I recognized him from his red tongue,
the furtive runs when I entered his dream
and we crawled along the forest floor, repenting
the dark. I had nothing to bargain with,
no deal to make him human. The night
was filled with briars and salt. In the summer
the air became thick with honeysuckle, slick
with mating. Beetles droned in messy beds
of clover. We slunk along, weeds stroking
my belly. I hadn’t yet decided which life
was better. Grass combed the plume of my tail.

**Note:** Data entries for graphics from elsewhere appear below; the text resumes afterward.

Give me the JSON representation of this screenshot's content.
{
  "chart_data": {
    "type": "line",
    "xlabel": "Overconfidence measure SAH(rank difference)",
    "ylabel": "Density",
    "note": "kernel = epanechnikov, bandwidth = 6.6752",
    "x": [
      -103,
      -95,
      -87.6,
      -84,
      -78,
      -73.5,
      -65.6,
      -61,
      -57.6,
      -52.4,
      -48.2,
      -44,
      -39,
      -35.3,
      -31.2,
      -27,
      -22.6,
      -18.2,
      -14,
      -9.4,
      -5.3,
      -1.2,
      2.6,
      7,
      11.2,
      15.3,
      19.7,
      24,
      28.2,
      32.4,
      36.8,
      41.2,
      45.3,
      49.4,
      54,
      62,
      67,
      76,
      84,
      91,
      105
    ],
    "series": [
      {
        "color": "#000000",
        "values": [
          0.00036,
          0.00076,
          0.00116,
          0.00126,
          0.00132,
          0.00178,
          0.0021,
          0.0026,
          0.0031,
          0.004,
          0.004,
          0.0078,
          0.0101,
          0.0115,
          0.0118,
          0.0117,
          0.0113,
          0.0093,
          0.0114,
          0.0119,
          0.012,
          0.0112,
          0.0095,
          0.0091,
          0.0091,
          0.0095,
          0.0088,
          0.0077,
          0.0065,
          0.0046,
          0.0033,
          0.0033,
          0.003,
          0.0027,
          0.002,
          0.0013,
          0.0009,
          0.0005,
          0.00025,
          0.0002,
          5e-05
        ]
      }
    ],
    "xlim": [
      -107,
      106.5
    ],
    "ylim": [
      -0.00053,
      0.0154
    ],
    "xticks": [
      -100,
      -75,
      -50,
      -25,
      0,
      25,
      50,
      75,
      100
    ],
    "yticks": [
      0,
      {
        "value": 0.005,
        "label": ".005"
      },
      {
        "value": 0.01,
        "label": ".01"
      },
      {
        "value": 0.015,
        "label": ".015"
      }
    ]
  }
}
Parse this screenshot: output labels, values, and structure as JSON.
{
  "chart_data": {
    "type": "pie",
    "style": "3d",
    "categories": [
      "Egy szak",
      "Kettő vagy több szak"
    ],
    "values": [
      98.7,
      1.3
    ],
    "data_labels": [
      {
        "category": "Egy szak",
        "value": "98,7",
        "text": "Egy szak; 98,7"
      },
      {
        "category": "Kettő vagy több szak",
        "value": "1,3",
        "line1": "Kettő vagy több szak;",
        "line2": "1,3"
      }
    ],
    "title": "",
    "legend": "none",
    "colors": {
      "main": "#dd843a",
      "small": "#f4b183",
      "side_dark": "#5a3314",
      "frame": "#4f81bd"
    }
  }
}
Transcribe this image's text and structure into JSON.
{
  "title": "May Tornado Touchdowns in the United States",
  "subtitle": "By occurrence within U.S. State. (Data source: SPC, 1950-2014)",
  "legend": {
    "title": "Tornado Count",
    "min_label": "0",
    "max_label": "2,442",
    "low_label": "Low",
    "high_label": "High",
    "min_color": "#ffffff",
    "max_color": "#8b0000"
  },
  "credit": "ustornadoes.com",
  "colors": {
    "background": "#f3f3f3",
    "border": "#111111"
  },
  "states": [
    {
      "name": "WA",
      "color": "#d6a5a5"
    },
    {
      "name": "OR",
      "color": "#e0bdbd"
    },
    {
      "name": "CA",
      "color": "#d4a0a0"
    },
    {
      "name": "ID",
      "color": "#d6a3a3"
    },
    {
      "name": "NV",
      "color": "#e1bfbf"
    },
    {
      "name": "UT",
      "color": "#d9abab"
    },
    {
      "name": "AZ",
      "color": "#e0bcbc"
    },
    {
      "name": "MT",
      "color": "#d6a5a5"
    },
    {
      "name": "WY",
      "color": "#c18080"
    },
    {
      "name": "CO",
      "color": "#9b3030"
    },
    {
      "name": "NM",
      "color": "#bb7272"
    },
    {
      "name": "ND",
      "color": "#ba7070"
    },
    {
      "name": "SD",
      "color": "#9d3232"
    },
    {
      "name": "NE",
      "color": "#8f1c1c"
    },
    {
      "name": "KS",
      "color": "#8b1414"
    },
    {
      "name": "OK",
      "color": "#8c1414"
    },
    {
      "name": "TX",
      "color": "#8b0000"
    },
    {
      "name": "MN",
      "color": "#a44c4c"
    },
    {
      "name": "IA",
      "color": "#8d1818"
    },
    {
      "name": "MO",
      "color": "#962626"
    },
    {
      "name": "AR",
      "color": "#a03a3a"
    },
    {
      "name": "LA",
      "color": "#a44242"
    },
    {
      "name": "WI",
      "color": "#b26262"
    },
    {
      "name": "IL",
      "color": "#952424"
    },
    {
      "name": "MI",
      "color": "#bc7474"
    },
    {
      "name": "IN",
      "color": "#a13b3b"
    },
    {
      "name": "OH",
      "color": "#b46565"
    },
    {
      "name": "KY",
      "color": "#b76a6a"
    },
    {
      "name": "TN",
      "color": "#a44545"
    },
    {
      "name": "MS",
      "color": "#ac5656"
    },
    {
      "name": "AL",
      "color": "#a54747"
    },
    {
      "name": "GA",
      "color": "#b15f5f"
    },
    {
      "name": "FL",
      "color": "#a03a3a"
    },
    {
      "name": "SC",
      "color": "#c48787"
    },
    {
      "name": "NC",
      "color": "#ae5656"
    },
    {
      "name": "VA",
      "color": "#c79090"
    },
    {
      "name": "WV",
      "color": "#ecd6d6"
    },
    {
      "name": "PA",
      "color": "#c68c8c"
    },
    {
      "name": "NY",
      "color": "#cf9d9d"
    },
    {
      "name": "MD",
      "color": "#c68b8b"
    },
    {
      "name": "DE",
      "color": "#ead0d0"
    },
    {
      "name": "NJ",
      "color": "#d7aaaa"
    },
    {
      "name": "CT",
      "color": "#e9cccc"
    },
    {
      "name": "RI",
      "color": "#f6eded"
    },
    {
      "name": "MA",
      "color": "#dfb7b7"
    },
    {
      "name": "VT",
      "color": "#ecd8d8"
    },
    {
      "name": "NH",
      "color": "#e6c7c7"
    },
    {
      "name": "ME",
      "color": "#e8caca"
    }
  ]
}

The nights were crystal sharp. I waggled
my slit high, what was left of my breasts pushed
into a pile of decaying leaves. Who cared
how many and how often, I was not entirely his.
Eyes of owls glittered in the sleep of trees, tree frogs
sang in a green-robed choir. The moon clamped
its yellow tooth into my shoulder. I took the whole
night inside. What was to become of us? I had
packed away my white Juliet cap and veil for just
such an occasion. I held him like a warm
peach in my palm, longed for his juice to run
down my chin. Most nights I didn’t care about
the names they gave me. I held my fingers
out to him, felt the tug as my ring fell off, carried
my limbs down to the entrance of his den,
planted a birch just outside his home
as a token of my loyalty. I was free
of the chains of consequence. I gave birth
to his amber-eyed bastard who without hesitation
he devoured. When he becomes old and says
he always dreams of me, I shall make myself
a meal of him, savor his voluptuous tongue,
and suck all the bitterness from his bones.
He will not make such promises again.
Laurie Byro’s voice is a unique one. It’s no wonder that she consistently garners recognition in the monthly IBPC awards. She deserves even greater attention in the poetry world at large. May it come about.